A few months ago I started a new part time job with Our Bible app, the first LGBTQ-affirming, progressive Bible reader app for mobile devices, as their social media manager. My day-to-day routine involves designing social media posts, reaching out to potential devotional writers, and engaging with users via Twitter. But another aspect of my position that isn’t in my job description is pastoral care. Almost every day I hear from someone on Twitter or through email how they’re so excited to be able to engage with the Bible and read devotional material written by and for LGBTQ folks. Often coupled with these wonderful testimonials from other LGBTQ folks are stories of how the Bible was weaponized against them, how alienated they feel in church, or how they’re learning to trust family members again after coming out and being ostracized. I treat these stories with care, as holy things to be held. It’s something I didn’t really expect to be doing when I took the job, but I enjoy it immensely. My experiences with Life Together, both good and bad, have really prepared me to do this work.
One of the memories about my Life Together experience that I continue to cherish was living in a house where most of my housemates identified as queer. It was immensely healing to be able to not have to worry about what my housemates would think of me. I could bring my entire self into every room of our big, queer house. We stayed up long nights talking about dating, we supported each other through breakups, we threw a big queer dance party, we marched in Boston Pride together. And all of this is to say that there wasn’t difficulties or disagreements among us - but that doesn’t take away what the experience of living in 2 Garden Street gave me.

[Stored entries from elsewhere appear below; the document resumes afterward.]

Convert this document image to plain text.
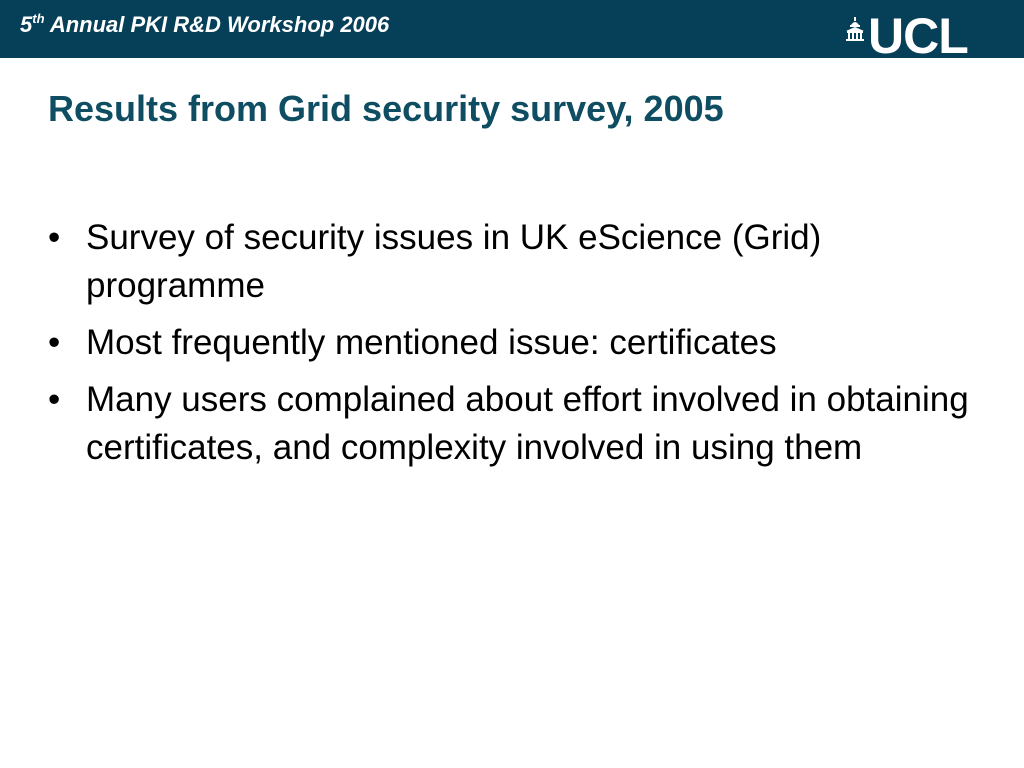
5th Annual PKI R&D Workshop 2006	UCL
Results from Grid security survey, 2005
• Survey of security issues in UK eScience (Grid) programme
• Most frequently mentioned issue: certificates
• Many users complained about effort involved in obtaining certificates, and complexity involved in using them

There is a temptation to believe that because we have marriage equality that LGBTQ folks are doing just fine. Cis-straight people (and other queer people alike) often ask, “Why do you still need LGBTQ specific spaces?” The reality is that we are still hurting, still reeling, still very much oppressed, and a large part of that oppression is rooted in queerphobic theology and Biblical interpretation. Reminiscing about my LT experiences reminds me that having queer spaces of our own - whether it’s a house or an online space - leads to our collective healing and liberation.